Consider the function $$f$$ defined for $$j \in ]0 , 1[$$ by

$$f(j) = P_{1-\gamma}\bigg( \frac{1}{j}\bigg) - \frac{1}{j} P_{2-\gamma}\bigg( \frac{1}{j}\bigg)$$

where $$P_{\alpha}$$ is the Legendre function of order $$\alpha$$ and the parameter $$\gamma$$ is inside $$[1/2,3]$$.

If $$\gamma < 3$$ then it looks like $$f(j) < 0$$ for $$j \in ]0 , 1[$$ when I draw its plot.
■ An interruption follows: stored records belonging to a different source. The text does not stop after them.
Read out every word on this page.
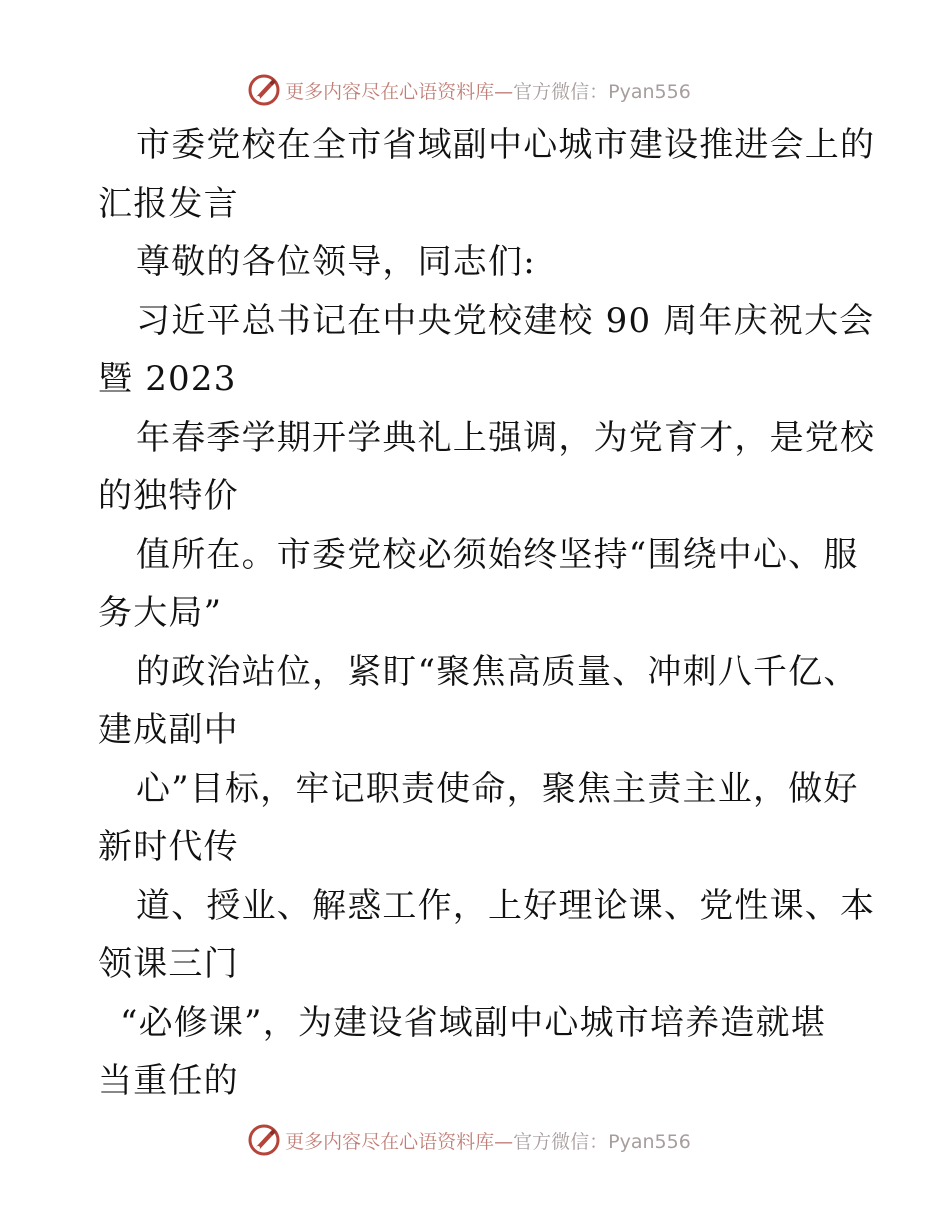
更多内容尽在心语资料库—官方微信：Pyan556
市委党校在全市省域副中心城市建设推进会上的
汇报发言
尊敬的各位领导，同志们:
习近平总书记在中央党校建校 90 周年庆祝大会
暨 2023
年春季学期开学典礼上强调，为党育才，是党校
的独特价
值所在。市委党校必须始终坚持“围绕中心、服
务大局”
的政治站位，紧盯“聚焦高质量、冲刺八千亿、
建成副中
心”目标，牢记职责使命，聚焦主责主业，做好
新时代传
道、授业、解惑工作，上好理论课、党性课、本
领课三门
“必修课”，为建设省域副中心城市培养造就堪
当重任的
更多内容尽在心语资料库—官方微信：Pyan556
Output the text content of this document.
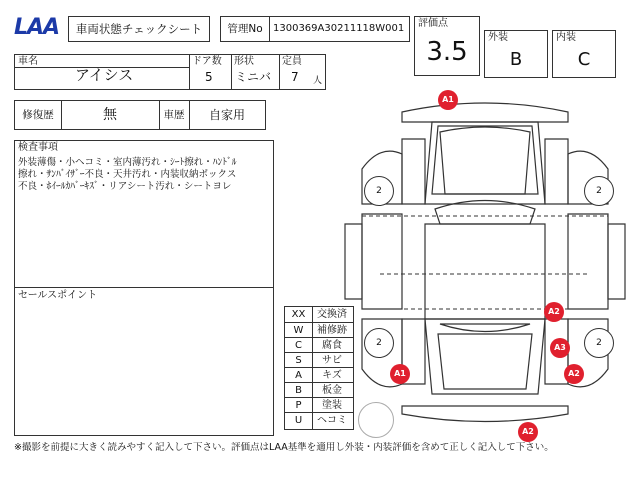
LAA	車両状態チェックシート	管理No	1300369A30211118W001 評価点
3.5	外装
B
内装
C
車名
アイシス
ドア数
5
形状
ミニバ
定員
7 人
修復歴	無	車歴	自家用
検査事項
外装薄傷・小ヘコミ・室内薄汚れ・ｼｰﾄ擦れ・ﾊﾝﾄﾞﾙ
擦れ・ｻﾝﾊﾞｲｻﾞｰ不良・天井汚れ・内装収納ボックス
不良・ﾎｲｰﾙｶﾊﾞｰｷｽﾞ・リアシート汚れ・シートヨレ
セールスポイント
XX	交換済
W	補修跡
C	腐食
S	サビ
A	キズ
B	板金
P	塗装
U	ヘコミ
2	2
2	2
A1
A2
A3
A1	A2
A2
※撮影を前提に大きく読みやすく記入して下さい。評価点はLAA基準を適用し外装・内装評価を含めて正しく記入して下さい。
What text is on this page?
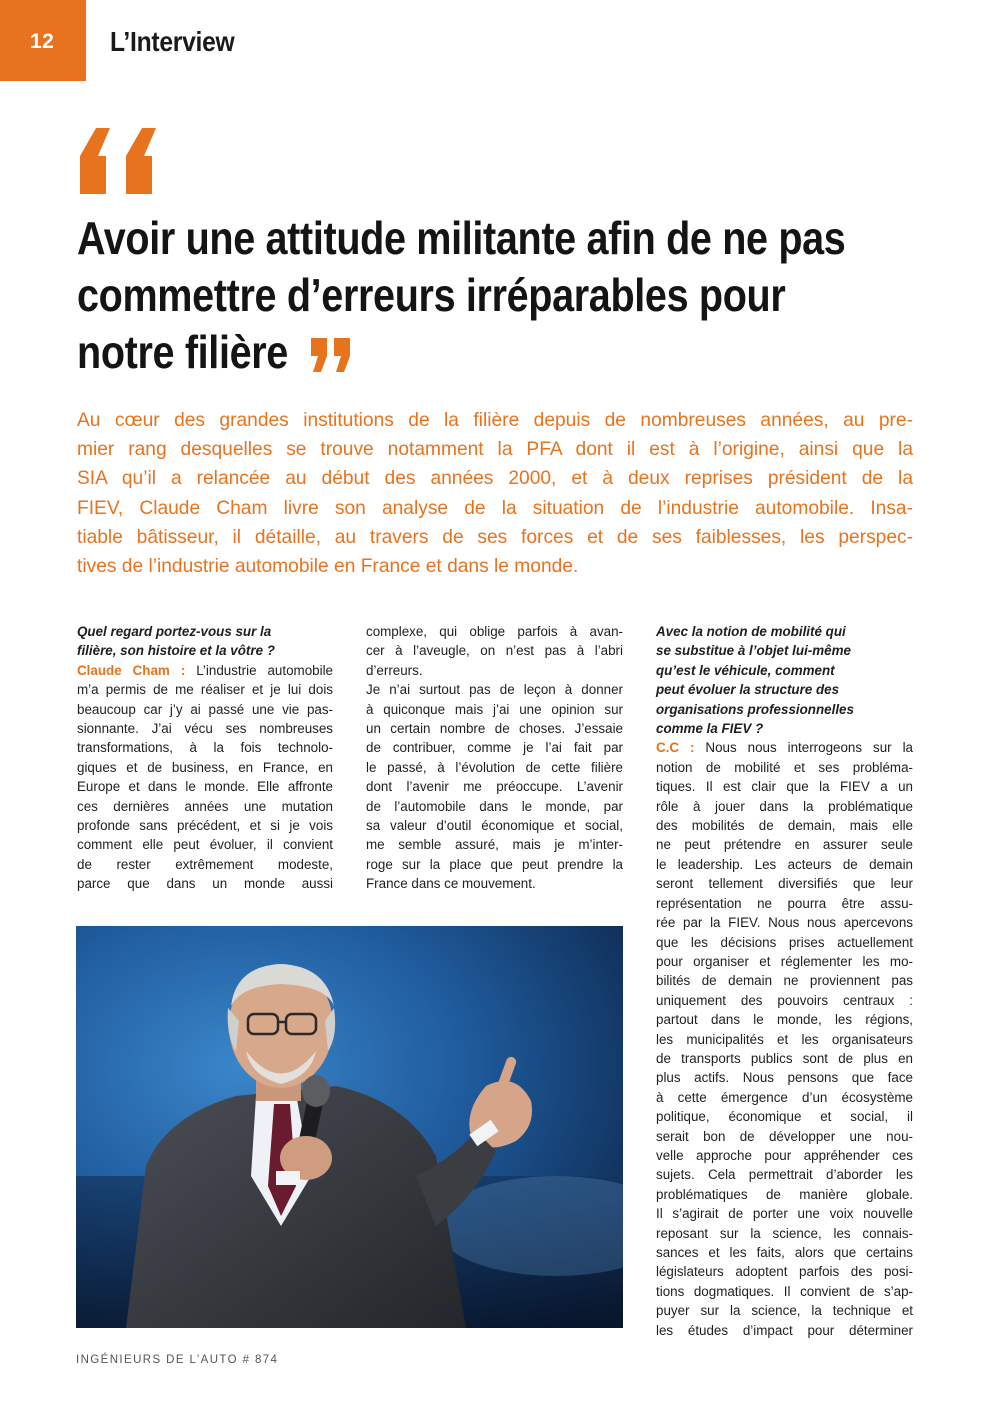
12 L’Interview
Avoir une attitude militante afin de ne pas
commettre d’erreurs irréparables pour
notre filière
Au cœur des grandes institutions de la filière depuis de nombreuses années, au pre-
mier rang desquelles se trouve notamment la PFA dont il est à l’origine, ainsi que la
SIA qu’il a relancée au début des années 2000, et à deux reprises président de la
FIEV, Claude Cham livre son analyse de la situation de l’industrie automobile. Insa-
tiable bâtisseur, il détaille, au travers de ses forces et de ses faiblesses, les perspec-
tives de l’industrie automobile en France et dans le monde.
Quel regard portez-vous sur la
filière, son histoire et la vôtre ?
Claude Cham : L’industrie automobile
m’a permis de me réaliser et je lui dois
beaucoup car j’y ai passé une vie pas-
sionnante. J’ai vécu ses nombreuses
transformations, à la fois technolo-
giques et de business, en France, en
Europe et dans le monde. Elle affronte
ces dernières années une mutation
profonde sans précédent, et si je vois
comment elle peut évoluer, il convient
de rester extrêmement modeste,
parce que dans un monde aussi
complexe, qui oblige parfois à avan-
cer à l’aveugle, on n’est pas à l’abri
d’erreurs.
Je n’ai surtout pas de leçon à donner
à quiconque mais j’ai une opinion sur
un certain nombre de choses. J’essaie
de contribuer, comme je l’ai fait par
le passé, à l’évolution de cette filière
dont l’avenir me préoccupe. L’avenir
de l’automobile dans le monde, par
sa valeur d’outil économique et social,
me semble assuré, mais je m’inter-
roge sur la place que peut prendre la
France dans ce mouvement.
Avec la notion de mobilité qui
se substitue à l’objet lui-même
qu’est le véhicule, comment
peut évoluer la structure des
organisations professionnelles
comme la FIEV ?
C.C : Nous nous interrogeons sur la
notion de mobilité et ses probléma-
tiques. Il est clair que la FIEV a un
rôle à jouer dans la problématique
des mobilités de demain, mais elle
ne peut prétendre en assurer seule
le leadership. Les acteurs de demain
seront tellement diversifiés que leur
représentation ne pourra être assu-
rée par la FIEV. Nous nous apercevons
que les décisions prises actuellement
pour organiser et réglementer les mo-
bilités de demain ne proviennent pas
uniquement des pouvoirs centraux :
partout dans le monde, les régions,
les municipalités et les organisateurs
de transports publics sont de plus en
plus actifs. Nous pensons que face
à cette émergence d’un écosystème
politique, économique et social, il
serait bon de développer une nou-
velle approche pour appréhender ces
sujets. Cela permettrait d’aborder les
problématiques de manière globale.
Il s’agirait de porter une voix nouvelle
reposant sur la science, les connais-
sances et les faits, alors que certains
législateurs adoptent parfois des posi-
tions dogmatiques. Il convient de s’ap-
puyer sur la science, la technique et
les études d’impact pour déterminer
INGÉNIEURS DE L’AUTO # 874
On the other hand, if $$\gamma > 3$$ then it looks like $$f(j) > 0$$ for $$j \in ]0 , 1[$$ , though I am more interested in the $$\gamma<3$$ case as I use it in my current (physics) research.

Could I get a formal reason as for why this seems to be the case?

I tried to find an upper bound inequality by using the integral representation of $$P_{\alpha}$$ :

$$P_{\alpha}(x) = \frac{1}{2\pi} \int_{-\pi}^{\pi} \bigg(x + \sqrt{x^2-1}\cos \theta \bigg)^{\alpha} \rm{d}\theta$$

but I couldn't come up with anything.